During all this, nobody considered that the platform might have been so fundamentally unsafe to be in need of closure. Then it collapsed with some of 17 kids jumping up and down, because that's what kids do, but the jumping almost certainly only sped up the inevitable. 13 of those kids and a DOC ranger died.

DOC's possibly overcompensated, but I think a certain amount of it is remaining consistent with actual building, health and safety law. Many people don't feel the need to respect the law when it doesn't suit them or appears silly and pointless, but DOC's in a tricky place as a government department that's defined by the law. It got a serious shake-up after Cave Creek. In part the law is where the issue is if there is one, especially as it's still ambiguous and not fully tested in court on where the responsibility lies around accidents in all of the relevant scenarios, but it's also one of those things that's hard to get right.
Last edited by izogi on Tue 26 Apr, 2016 10:04 am, edited 7 times in total.

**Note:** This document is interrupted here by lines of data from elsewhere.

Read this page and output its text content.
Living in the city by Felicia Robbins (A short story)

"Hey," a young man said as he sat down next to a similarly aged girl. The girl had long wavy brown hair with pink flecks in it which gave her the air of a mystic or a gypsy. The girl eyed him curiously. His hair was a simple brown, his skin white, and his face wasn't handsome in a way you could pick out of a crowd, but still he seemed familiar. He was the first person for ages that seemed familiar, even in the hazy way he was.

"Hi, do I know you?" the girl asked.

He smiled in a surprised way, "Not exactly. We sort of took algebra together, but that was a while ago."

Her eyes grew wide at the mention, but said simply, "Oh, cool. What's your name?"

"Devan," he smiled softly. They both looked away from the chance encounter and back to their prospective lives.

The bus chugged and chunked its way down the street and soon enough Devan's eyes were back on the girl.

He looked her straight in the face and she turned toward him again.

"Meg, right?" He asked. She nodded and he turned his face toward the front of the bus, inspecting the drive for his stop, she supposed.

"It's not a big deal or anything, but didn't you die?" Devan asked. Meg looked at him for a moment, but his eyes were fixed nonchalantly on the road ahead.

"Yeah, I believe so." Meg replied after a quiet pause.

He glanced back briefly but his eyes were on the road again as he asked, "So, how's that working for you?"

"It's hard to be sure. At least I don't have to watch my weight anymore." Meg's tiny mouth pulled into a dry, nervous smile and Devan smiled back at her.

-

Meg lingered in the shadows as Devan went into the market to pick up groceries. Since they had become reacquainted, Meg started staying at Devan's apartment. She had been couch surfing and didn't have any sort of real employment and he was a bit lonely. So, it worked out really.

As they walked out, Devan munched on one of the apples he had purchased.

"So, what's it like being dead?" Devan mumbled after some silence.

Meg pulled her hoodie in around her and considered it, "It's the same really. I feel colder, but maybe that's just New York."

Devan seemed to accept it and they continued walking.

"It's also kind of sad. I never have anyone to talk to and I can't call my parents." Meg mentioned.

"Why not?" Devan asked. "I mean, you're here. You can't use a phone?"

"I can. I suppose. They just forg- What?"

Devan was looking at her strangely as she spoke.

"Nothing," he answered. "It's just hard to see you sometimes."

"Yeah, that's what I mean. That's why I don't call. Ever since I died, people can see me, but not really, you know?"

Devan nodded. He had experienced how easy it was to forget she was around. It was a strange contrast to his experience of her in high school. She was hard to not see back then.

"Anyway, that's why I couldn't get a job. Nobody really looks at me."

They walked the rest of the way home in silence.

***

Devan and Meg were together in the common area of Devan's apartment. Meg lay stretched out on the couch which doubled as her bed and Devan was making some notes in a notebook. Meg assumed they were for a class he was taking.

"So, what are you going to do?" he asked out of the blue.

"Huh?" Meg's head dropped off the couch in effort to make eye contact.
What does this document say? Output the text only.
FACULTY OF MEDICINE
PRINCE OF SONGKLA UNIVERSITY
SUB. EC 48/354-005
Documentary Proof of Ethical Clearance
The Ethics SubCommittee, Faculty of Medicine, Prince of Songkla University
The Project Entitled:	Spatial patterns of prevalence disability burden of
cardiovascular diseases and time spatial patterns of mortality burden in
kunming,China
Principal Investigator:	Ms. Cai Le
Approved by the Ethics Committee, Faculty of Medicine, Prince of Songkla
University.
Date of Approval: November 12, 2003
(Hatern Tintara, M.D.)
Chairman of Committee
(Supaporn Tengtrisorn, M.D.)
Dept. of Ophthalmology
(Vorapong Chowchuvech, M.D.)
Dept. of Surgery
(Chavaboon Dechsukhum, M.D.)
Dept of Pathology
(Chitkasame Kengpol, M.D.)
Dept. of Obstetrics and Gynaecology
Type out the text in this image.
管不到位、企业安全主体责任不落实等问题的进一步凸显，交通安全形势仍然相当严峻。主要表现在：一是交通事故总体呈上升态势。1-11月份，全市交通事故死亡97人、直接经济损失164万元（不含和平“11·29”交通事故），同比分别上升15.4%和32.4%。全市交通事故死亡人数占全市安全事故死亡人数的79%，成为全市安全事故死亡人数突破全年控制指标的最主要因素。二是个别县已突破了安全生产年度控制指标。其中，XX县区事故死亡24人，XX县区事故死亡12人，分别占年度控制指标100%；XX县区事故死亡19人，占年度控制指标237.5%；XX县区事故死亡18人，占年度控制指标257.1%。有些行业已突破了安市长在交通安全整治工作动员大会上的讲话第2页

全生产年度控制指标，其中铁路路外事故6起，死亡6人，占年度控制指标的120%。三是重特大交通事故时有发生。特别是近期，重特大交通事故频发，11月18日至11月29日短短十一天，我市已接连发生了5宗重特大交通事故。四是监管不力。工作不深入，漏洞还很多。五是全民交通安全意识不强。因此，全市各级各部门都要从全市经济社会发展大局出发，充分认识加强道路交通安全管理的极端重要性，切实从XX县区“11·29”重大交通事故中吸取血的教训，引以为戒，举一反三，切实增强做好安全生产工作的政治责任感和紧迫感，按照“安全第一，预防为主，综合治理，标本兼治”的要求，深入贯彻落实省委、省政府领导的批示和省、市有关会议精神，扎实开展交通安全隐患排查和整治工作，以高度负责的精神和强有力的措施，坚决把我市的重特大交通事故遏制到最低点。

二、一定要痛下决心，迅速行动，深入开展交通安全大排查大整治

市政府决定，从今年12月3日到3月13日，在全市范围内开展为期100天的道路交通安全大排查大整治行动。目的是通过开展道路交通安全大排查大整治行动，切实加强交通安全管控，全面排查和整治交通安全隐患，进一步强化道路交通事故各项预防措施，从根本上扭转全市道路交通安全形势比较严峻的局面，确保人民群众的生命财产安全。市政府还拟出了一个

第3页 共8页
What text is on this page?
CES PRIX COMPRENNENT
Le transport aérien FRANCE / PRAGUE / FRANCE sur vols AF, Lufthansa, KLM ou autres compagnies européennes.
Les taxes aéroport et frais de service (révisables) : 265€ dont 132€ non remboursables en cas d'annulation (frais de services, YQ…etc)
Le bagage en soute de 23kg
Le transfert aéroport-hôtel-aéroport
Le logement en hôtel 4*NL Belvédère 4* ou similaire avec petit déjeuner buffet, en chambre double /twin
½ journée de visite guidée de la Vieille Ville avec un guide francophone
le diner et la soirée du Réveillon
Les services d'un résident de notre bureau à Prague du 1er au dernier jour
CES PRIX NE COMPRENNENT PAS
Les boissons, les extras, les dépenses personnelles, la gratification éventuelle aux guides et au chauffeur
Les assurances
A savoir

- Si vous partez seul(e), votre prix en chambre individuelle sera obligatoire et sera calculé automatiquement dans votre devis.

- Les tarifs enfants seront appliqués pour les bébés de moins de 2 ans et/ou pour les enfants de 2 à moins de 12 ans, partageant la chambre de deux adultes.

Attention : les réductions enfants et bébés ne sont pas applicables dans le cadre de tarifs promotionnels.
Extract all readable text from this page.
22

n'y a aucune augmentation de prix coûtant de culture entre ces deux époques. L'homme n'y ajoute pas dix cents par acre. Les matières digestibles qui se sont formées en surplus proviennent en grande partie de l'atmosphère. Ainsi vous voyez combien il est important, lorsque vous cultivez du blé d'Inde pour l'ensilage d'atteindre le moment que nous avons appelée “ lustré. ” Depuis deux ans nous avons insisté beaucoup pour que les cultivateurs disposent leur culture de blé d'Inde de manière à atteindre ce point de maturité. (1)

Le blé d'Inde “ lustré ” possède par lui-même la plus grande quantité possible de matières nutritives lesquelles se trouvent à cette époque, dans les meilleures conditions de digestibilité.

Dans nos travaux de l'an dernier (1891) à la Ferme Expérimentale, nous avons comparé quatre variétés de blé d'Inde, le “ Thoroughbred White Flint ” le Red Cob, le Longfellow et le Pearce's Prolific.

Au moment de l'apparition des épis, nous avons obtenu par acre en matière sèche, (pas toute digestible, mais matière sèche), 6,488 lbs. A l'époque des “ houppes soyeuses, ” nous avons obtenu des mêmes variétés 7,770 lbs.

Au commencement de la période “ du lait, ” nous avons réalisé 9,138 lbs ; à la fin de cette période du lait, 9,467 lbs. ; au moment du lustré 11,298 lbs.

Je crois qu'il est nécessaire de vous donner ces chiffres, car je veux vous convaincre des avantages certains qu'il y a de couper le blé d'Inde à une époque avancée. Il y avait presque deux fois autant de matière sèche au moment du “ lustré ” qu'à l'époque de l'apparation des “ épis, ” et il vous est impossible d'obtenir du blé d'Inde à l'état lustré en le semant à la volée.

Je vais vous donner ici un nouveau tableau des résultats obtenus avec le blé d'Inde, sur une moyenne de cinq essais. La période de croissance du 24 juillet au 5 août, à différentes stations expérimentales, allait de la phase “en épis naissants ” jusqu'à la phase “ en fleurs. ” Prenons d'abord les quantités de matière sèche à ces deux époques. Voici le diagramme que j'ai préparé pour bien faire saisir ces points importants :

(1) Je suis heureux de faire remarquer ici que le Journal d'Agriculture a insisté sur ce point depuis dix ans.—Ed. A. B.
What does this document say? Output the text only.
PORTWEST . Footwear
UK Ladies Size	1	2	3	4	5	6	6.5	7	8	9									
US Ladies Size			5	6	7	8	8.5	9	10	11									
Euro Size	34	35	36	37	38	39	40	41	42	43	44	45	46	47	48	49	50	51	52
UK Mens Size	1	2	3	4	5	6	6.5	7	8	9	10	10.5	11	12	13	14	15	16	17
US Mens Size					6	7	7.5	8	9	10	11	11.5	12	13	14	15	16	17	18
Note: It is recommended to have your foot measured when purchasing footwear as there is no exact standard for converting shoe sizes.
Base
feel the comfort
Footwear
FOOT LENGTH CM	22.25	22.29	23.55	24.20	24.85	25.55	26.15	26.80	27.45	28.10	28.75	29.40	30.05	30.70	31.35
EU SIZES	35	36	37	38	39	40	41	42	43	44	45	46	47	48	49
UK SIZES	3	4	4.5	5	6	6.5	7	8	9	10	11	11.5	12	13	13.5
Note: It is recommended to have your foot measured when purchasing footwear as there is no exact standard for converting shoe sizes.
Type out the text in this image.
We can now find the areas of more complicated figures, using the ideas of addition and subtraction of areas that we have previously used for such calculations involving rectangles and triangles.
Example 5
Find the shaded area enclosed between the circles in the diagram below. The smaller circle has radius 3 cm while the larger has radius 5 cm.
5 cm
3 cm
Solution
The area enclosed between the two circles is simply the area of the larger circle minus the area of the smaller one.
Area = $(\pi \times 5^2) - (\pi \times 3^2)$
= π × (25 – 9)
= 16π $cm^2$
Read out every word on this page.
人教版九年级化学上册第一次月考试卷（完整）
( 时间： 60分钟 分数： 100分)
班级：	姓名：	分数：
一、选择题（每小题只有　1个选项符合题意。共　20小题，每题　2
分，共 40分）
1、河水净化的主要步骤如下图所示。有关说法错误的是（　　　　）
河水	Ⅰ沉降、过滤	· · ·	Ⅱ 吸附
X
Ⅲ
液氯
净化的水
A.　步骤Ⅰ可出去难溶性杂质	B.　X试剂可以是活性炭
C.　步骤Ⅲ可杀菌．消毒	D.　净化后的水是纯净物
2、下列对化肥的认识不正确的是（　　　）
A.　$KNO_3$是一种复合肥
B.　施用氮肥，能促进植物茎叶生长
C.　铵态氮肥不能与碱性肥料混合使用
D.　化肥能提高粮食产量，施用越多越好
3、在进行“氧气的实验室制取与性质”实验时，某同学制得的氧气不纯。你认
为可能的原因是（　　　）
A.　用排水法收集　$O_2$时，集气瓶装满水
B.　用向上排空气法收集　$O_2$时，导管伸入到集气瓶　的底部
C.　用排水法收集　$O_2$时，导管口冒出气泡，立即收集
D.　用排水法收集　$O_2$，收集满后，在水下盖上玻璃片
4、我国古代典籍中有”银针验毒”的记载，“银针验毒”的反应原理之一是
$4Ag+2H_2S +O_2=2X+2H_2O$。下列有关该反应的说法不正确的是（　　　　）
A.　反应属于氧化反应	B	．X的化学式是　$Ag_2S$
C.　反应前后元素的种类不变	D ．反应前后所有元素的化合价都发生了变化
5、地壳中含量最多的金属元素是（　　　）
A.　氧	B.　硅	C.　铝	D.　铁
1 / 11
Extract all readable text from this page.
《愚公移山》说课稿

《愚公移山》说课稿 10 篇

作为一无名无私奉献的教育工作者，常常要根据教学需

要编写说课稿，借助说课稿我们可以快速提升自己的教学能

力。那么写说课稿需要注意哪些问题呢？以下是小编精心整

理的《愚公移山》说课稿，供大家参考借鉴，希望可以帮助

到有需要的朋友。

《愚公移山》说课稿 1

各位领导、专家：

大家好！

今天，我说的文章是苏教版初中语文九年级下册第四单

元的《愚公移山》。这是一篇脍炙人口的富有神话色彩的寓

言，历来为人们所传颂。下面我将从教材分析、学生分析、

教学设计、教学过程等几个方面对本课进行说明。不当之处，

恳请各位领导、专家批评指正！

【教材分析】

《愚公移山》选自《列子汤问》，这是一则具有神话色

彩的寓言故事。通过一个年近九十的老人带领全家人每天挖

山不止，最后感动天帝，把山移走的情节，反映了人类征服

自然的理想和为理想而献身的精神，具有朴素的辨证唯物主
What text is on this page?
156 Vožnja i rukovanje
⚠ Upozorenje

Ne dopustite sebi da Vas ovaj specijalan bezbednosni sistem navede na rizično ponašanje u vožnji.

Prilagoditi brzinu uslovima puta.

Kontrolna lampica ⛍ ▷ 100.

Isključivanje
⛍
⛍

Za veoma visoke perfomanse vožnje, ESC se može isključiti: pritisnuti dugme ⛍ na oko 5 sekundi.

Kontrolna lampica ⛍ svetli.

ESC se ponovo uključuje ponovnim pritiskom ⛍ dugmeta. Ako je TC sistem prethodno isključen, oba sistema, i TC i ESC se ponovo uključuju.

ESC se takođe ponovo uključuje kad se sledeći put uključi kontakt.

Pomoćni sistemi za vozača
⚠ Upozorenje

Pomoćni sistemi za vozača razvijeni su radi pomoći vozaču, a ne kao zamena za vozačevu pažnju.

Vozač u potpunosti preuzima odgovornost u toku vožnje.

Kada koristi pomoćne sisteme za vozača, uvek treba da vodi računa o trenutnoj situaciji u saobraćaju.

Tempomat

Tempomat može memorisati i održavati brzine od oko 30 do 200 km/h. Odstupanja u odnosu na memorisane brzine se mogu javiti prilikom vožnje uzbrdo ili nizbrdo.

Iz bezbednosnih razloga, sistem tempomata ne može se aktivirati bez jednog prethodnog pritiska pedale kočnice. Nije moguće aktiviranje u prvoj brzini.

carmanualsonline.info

Re: DOC may remove low use huts..

Tue 26 Apr, 2016 6:49 am

the platform was nailed to the foundations, the plans called for gangnails to be used to attach it to the foundations, they werent used, when the students jumped up and down the lack of gangnails contributed to the platform separating completely from the foundations where the platform meets the land horizontally

Re: DOC may remove low use huts..

Tue 02 Mar, 2021 3:20 pm

Watched this on the weekend, the implications very likely reverberated here as well. Such a tragic string of errors (as described above): https://www.youtube.com/watch?v=5SVwv5Uhnkw

PS. Or mostly described, even the late concern and the 5 person limit sign could have avoided tragedy, yet ended up in a desk drawer.

Re: DOC may remove low use huts..

Sat 08 May, 2021 1:24 pm

Back to the huts and
Rafting crew restore five remote South Island back country huts in the Nelson Mail:
https://www.stuff.co.nz/national/125050342/rafting-crew-restore-five-remote-south-island-back-country-huts
Funding to repair and maintain huts, tracks and bridges in some of New Zealand’s more remote places was announced last September as a key part of the Covid-19 economic recovery package.